Человек, рефлектирующий над собственным историческим бытием, есть человек культуры. И если социальная история выступает в качестве стрелы человеческого времени, то культура обозначает пространственные границы, в которых человек приручает бездну – т.е. сущее – посредством его, сущего, бесконечных символизаций. Иными словами, Вселенная, мир и бытие даны человеку единственно сквозь бытие культуры, ее символическую реальность. Но отсюда и признание того факта, что любая форма культурной деятельности, любой символ или система символов обладают сверхмощным генезисом, перед которым социальная история – не более, чем обжитое и спасительное прибежище.
Указанный генезис, который есть безо всяких мистификаций хотя бы в силу безоговорочного существования сверхмасштабов Вселенной и ее присутствия в человеческом мире в качестве предельного условия, зачастую осознается как трансцендентность. Ведь символизированная сущность безопасна и освоена; сущее же как Целое пугает очевидной непостижимостью и довлеет как “Другое” и “Там”, по отношению к которым история и культура взяты в границы посюсторонности. Тем не менее, трансцендентность есть не что иное, как порожденный культурой же феномен веры, обладающий высочайшей этической ценностью и атрибутивный миру человека.
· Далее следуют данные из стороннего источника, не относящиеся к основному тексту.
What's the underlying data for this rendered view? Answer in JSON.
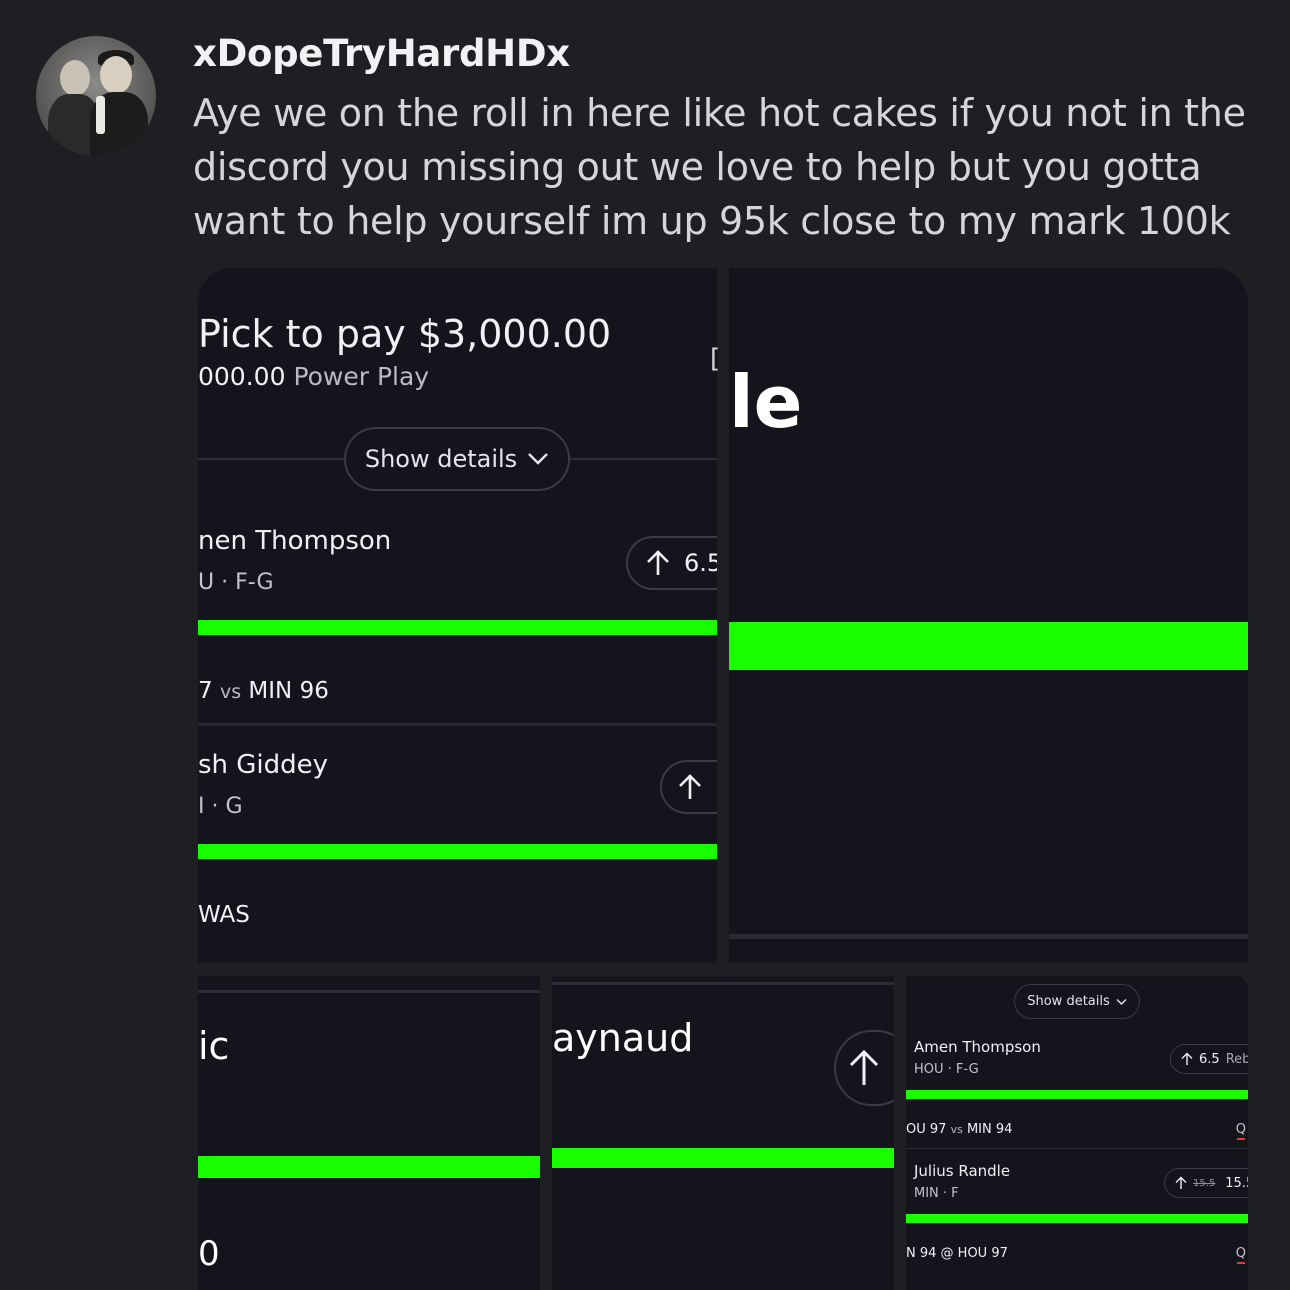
{
  "post": {
    "username": "xDopeTryHardHDx",
    "message": "Aye we on the roll in here like hot cakes if you not in the discord you missing out we love to help but you gotta want to help yourself im up 95k close to my mark 100k"
  },
  "tile1": {
    "title": "Pick to pay $3,000.00",
    "subtitle_amount": "000.00",
    "subtitle_label": "Power Play",
    "show_details": "Show details",
    "player1": {
      "name": "nen Thompson",
      "team": "U · F-G",
      "line": "6.5",
      "score_a": "7",
      "score_vs": "vs",
      "score_b": "MIN 96"
    },
    "player2": {
      "name": "sh Giddey",
      "team": "I · G",
      "score": "WAS"
    },
    "glyph": "["
  },
  "tile2": {
    "big_text": "le"
  },
  "tile3": {
    "big_text": "ic",
    "bottom_text": "0"
  },
  "tile4": {
    "big_text": "aynaud"
  },
  "tile5": {
    "show_details": "Show details",
    "player1": {
      "name": "Amen Thompson",
      "team": "HOU · F-G",
      "line": "6.5",
      "stat": "Reb",
      "score_a": "OU 97",
      "score_vs": "vs",
      "score_b": "MIN 94",
      "q": "Q"
    },
    "player2": {
      "name": "Julius Randle",
      "team": "MIN · F",
      "old_line": "15.5",
      "line": "15.5",
      "score_a": "N 94 @ HOU 97",
      "q": "Q"
    }
  },
  "colors": {
    "background": "#1e1f23",
    "card": "#13141c",
    "progress": "#19ff00",
    "accent_red": "#e03a3a"
  },
  "icons": [
    "chevron-down-icon",
    "arrow-up-icon"
  ]
}
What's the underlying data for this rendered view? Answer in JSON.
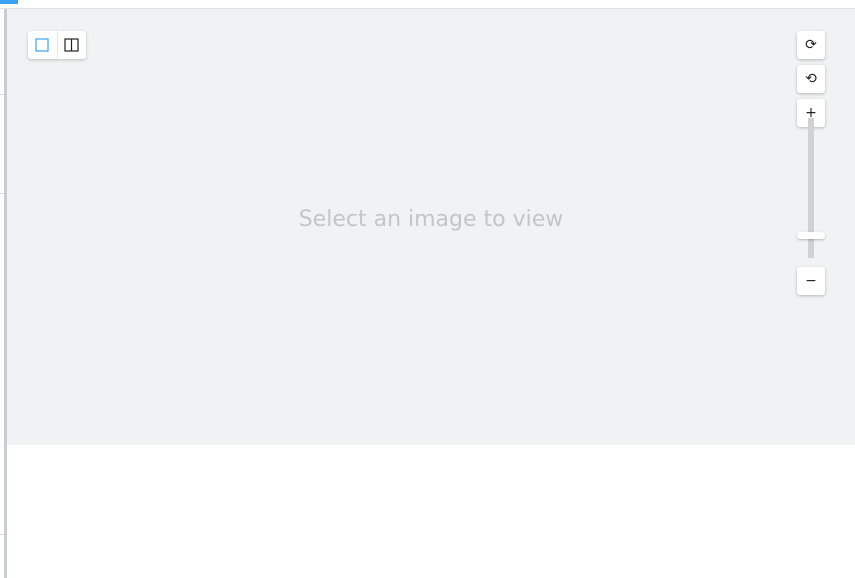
{
  "viewer": {
    "placeholder": "Select an image to view",
    "background": "#eff3f4"
  },
  "view_toggle": {
    "buttons": [
      {
        "icon": "single-view-icon",
        "active": true
      },
      {
        "icon": "split-view-icon",
        "active": false
      }
    ],
    "accent": "#3aa3f5"
  },
  "controls": {
    "rotate_cw": {
      "icon": "rotate-clockwise-icon",
      "glyph": "⟳"
    },
    "rotate_ccw": {
      "icon": "rotate-counterclockwise-icon",
      "glyph": "⟲"
    },
    "zoom_in": {
      "icon": "zoom-in-icon",
      "glyph": "+"
    },
    "zoom_out": {
      "icon": "zoom-out-icon",
      "glyph": "−"
    },
    "zoom_level": 0.1
  }
}
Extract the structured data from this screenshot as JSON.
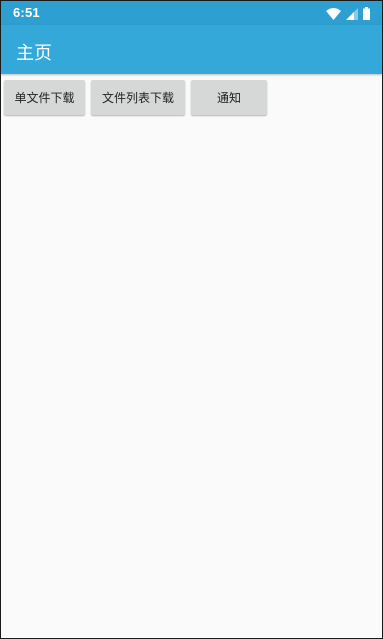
{
  "status_bar": {
    "time": "6:51",
    "icons": [
      "wifi-icon",
      "cellular-signal-icon",
      "battery-icon"
    ]
  },
  "app_bar": {
    "title": "主页"
  },
  "buttons": {
    "single_download": "单文件下载",
    "list_download": "文件列表下载",
    "notify": "通知"
  },
  "colors": {
    "status_bar": "#2e9fd1",
    "app_bar": "#33a8d9",
    "background": "#fafafa",
    "button": "#d6d7d7"
  }
}
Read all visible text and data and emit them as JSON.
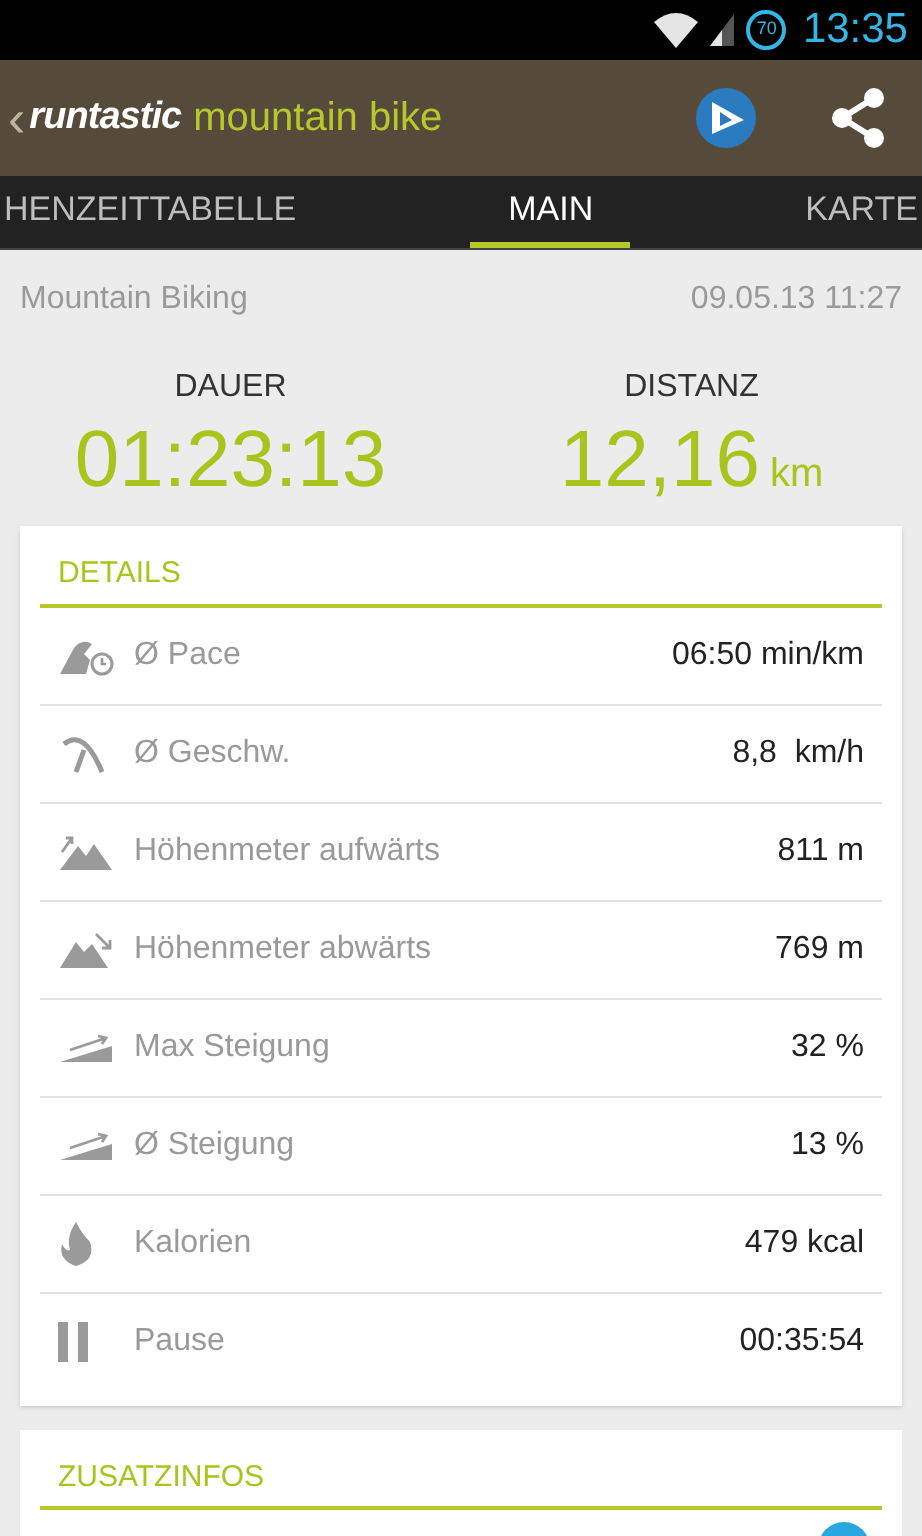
{
  "status_bar": {
    "battery": "70",
    "time": "13:35"
  },
  "app_bar": {
    "back": "‹",
    "brand": "runtastic",
    "product": "mountain bike"
  },
  "tabs": [
    {
      "label": "HENZEITTABELLE",
      "selected": false
    },
    {
      "label": "MAIN",
      "selected": true
    },
    {
      "label": "KARTE",
      "selected": false
    }
  ],
  "activity": {
    "type": "Mountain Biking",
    "date": "09.05.13 11:27"
  },
  "stats": [
    {
      "label": "DAUER",
      "value": "01:23:13"
    },
    {
      "label": "DISTANZ",
      "value": "12,16",
      "unit": "km"
    }
  ],
  "details": {
    "title": "DETAILS",
    "rows": [
      {
        "kind": "pace",
        "label": "Ø Pace",
        "value": "06:50 min/km"
      },
      {
        "kind": "speed",
        "label": "Ø Geschw.",
        "value": "8,8  km/h"
      },
      {
        "kind": "ascent",
        "label": "Höhenmeter aufwärts",
        "value": "811 m"
      },
      {
        "kind": "descent",
        "label": "Höhenmeter abwärts",
        "value": "769 m"
      },
      {
        "kind": "grade",
        "label": "Max Steigung",
        "value": "32 %"
      },
      {
        "kind": "grade",
        "label": "Ø Steigung",
        "value": "13 %"
      },
      {
        "kind": "calories",
        "label": "Kalorien",
        "value": "479 kcal"
      },
      {
        "kind": "pause",
        "label": "Pause",
        "value": "00:35:54"
      }
    ]
  },
  "extra": {
    "title": "ZUSATZINFOS"
  }
}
Можно сказать и так: область трансцендентного охватывает собой интуитивное ощущение генезиса, данное человеку в его экзистенциальности и не подлежащее окончательному рациональному оформлению, по всей видимости, навсегда. Из этих интуиций возникает искусство – единственная возможность “участия в трансценденции”, свобода “здесь”, добровольно ограничивающая себя законами художественной формы и технологии.
Выдвинем центральный тезис нашего исследования: именно в искусстве антропологический принцип перемещается из сферы объяснительной в сферу действительного. Именно в искусстве, достигающем предела символизирующей интенсивности, происходит сбрасывание символики; и сквозь языки и коды культуры проступает мир сущего, тот самый генезис, который более нигде не обнаруживает себя с очевидностью. Наиболее чистым случаем проступания генезиса является музыка, чей язык не имеет эквивалента ни в одной области человеческой деятельности; чей материал – звуко-интонация и организованное время – взяты из действительного мира; чья предметность принципиально внепонятийна и никакой редукции не подлежит.
При строго формальном подходе история музыки есть частный случай социальной истории, одно из многих проявлений человеческой активности, подчиняющееся законам общественного бытия. Но это в том случае, если сама социальная история объявляется “внутренним делом” случайно возникшего человечества, игрой мутаций, прерогативой выпрямившихся обезьян. Если же у социальной истории другая функция, иное место в системе мировых координат, – тогда, похоже, совсем другую историю имеет музыка. Более того, в ее “другой” истории обозначают себя фундаментальные законы, имеющие внемузыкальную и внесоциальную природу, раскрыть которые - одна из главных задач этой книги.
Что есть музыка и каков ее действительный генезис в контексте антропологического принципа? Каково проистекание музыкального сквозь пространства доистории и историческое время? Что делает ее, музыку, подлинно человеческим миром? – Вот основная проблематика нашего исследования, чья подлинная сложность заключена в поразительном обстоятельстве: Целое, к постижению которого в самоотверженном отчаянии стремятся физика, философия и космология, уже вверяло себя человеку – например, Моцарту. Но до разгадки Симфонии соль-минор не ближе, чем до экспериментального подтверждения идеи Вселенной.